What is new is the legal codification of these practices and the timeline pressure it creates. The question facing enterprises isn't whether to engage with open source security — it's whether to do so proactively, through community investment and systematic risk management, or reactively, when the 72-hour clock starts ticking and the patches aren't ready.
My take
The real solution isn't faster patches; it's better relationships. Enterprises have spent decades treating open source as free infrastructure rather than community collaboration. The regulatory wake-up call is long overdue, but the response needs to be strategic investment, not panic-driven demands.
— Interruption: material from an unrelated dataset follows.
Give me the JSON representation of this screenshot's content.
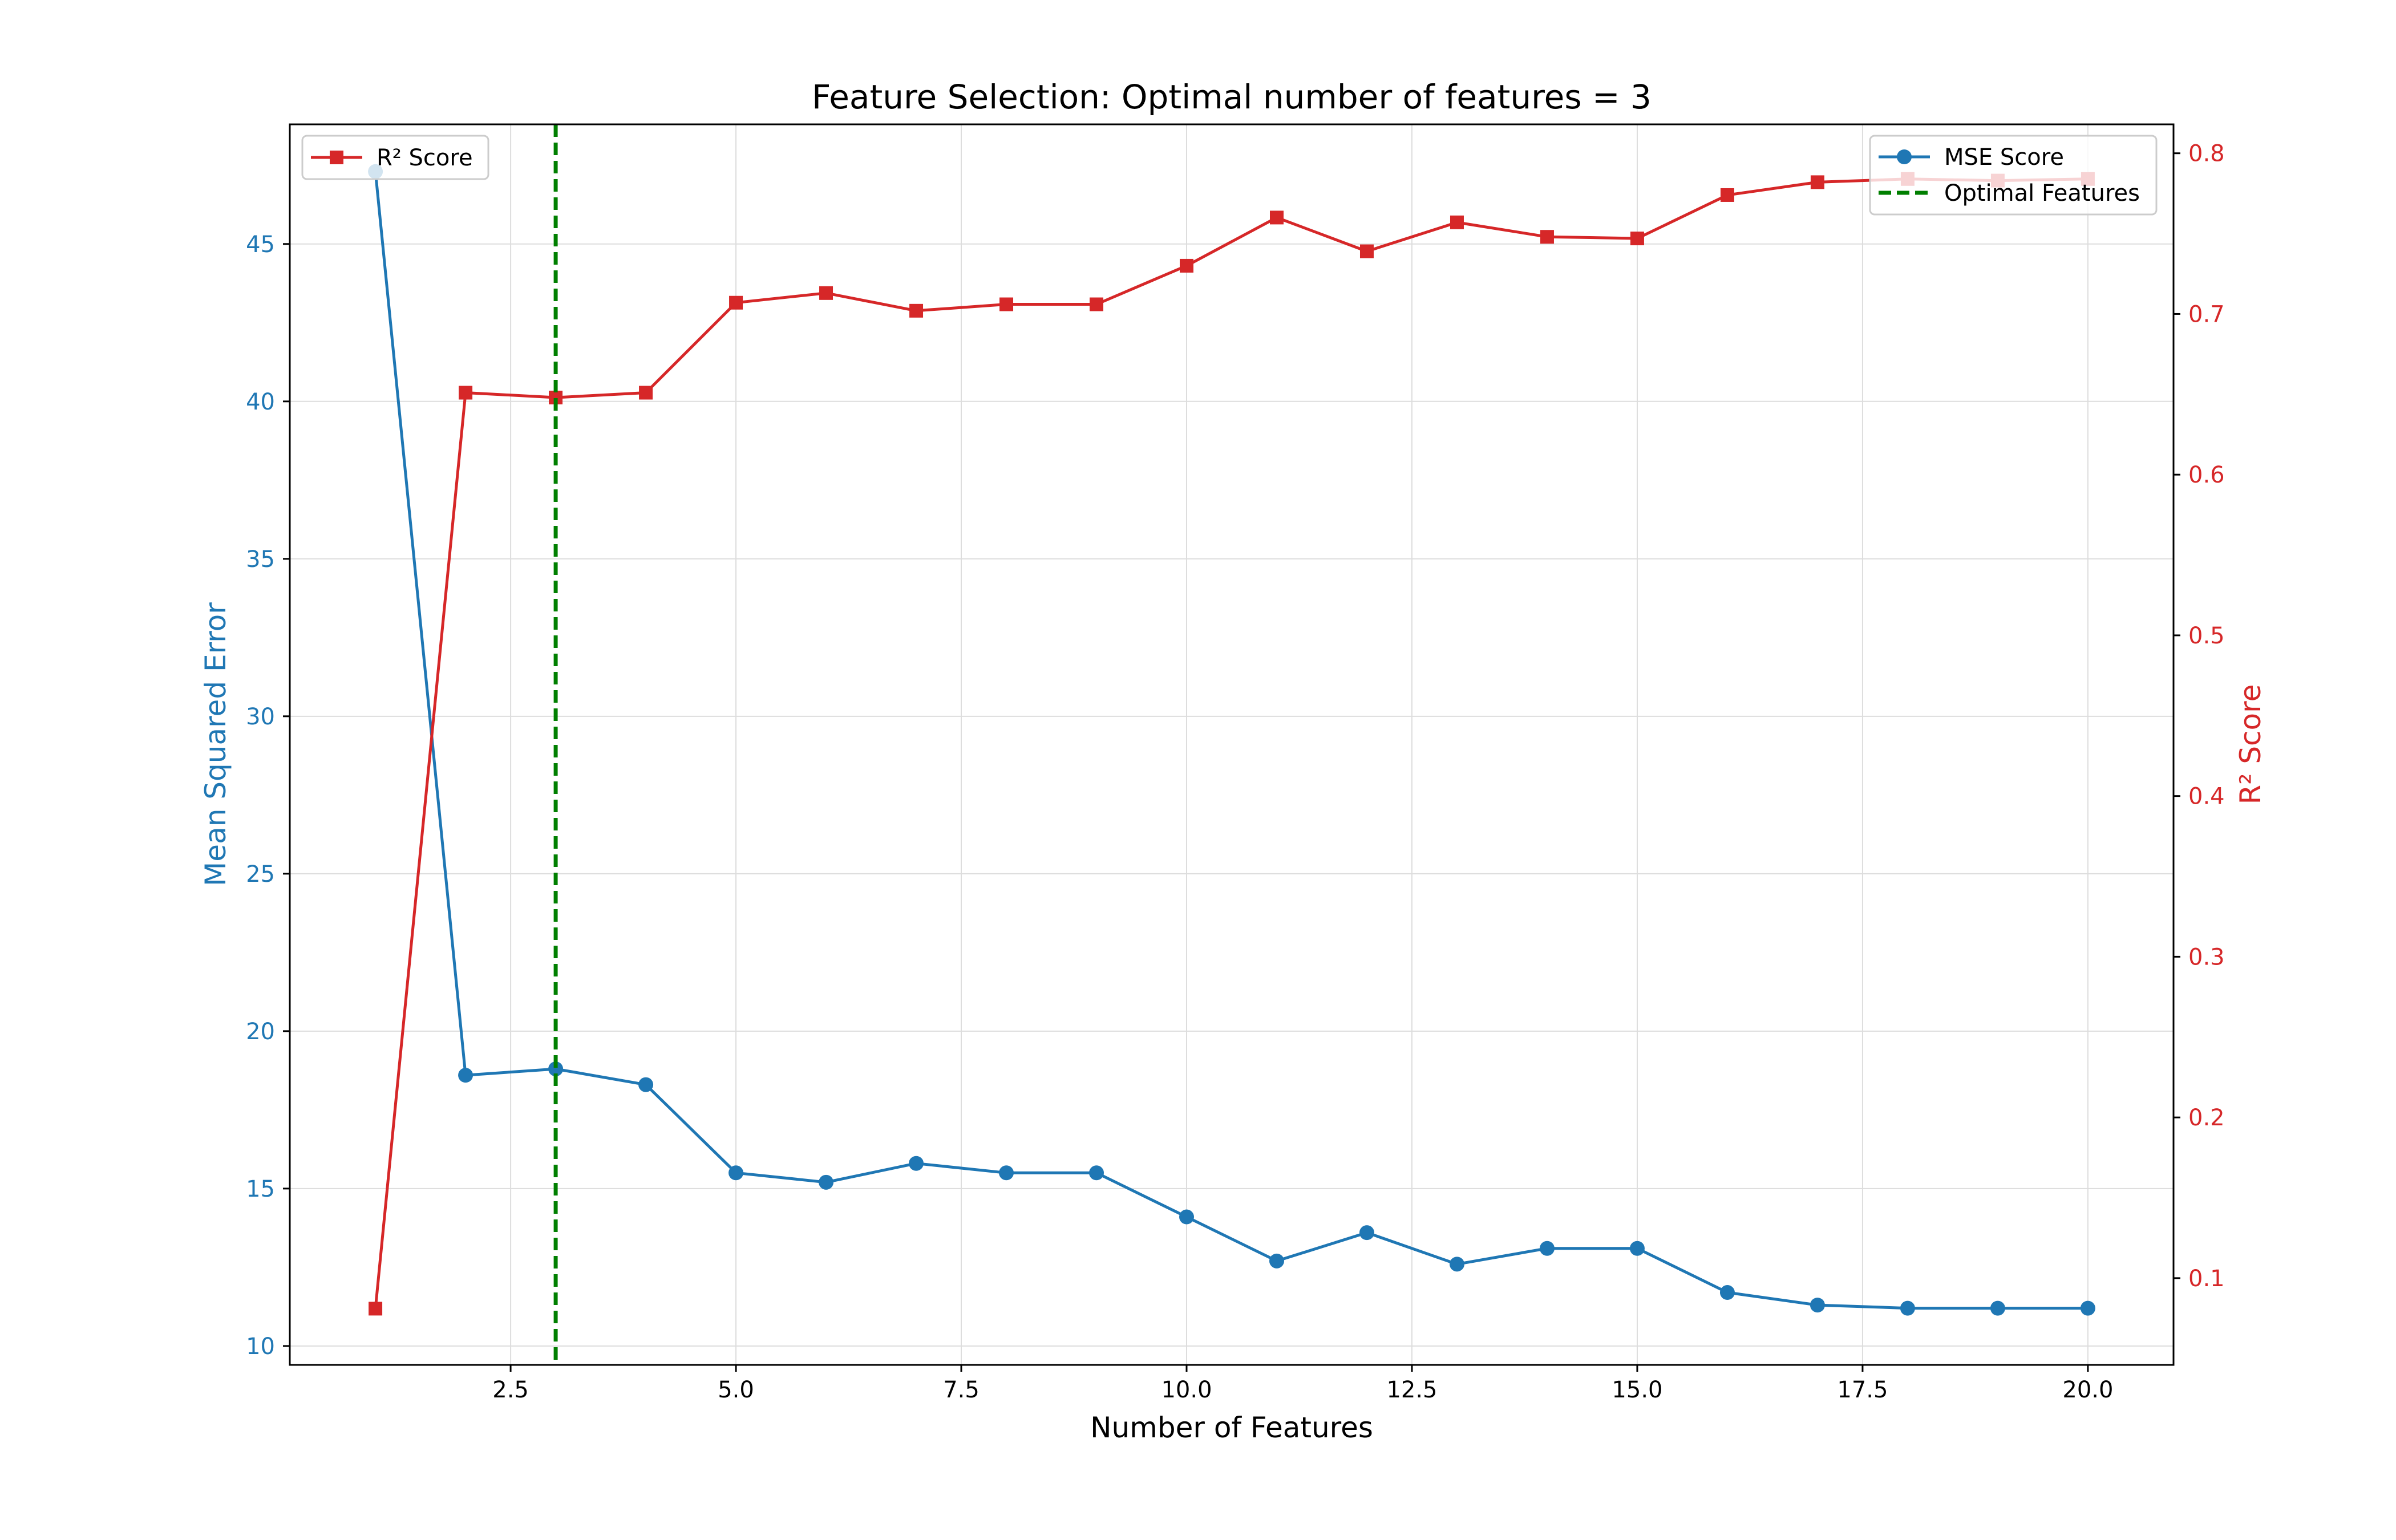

Robinson's point about the "tire tracks around the fence" perfectly captures the current state of AI security. We're seeing the same pattern that plagued early cloud adoption — vendors prioritizing speed over security, customers buying the marketing, and everyone hoping someone else will clean up the mess later.
The most successful enterprises over the next three years will be those that recognize open source maintainers and AI model creators as strategic partners, not service providers. That means real funding, real engineering support, and real participation in governance — not just angry letters when things break.
The alternative is a fragmented ecosystem where critical infrastructure degrades under regulatory pressure while AI security becomes a compliance theater. Neither outcome serves anyone's interests, including the citizens these regulations are meant to protect.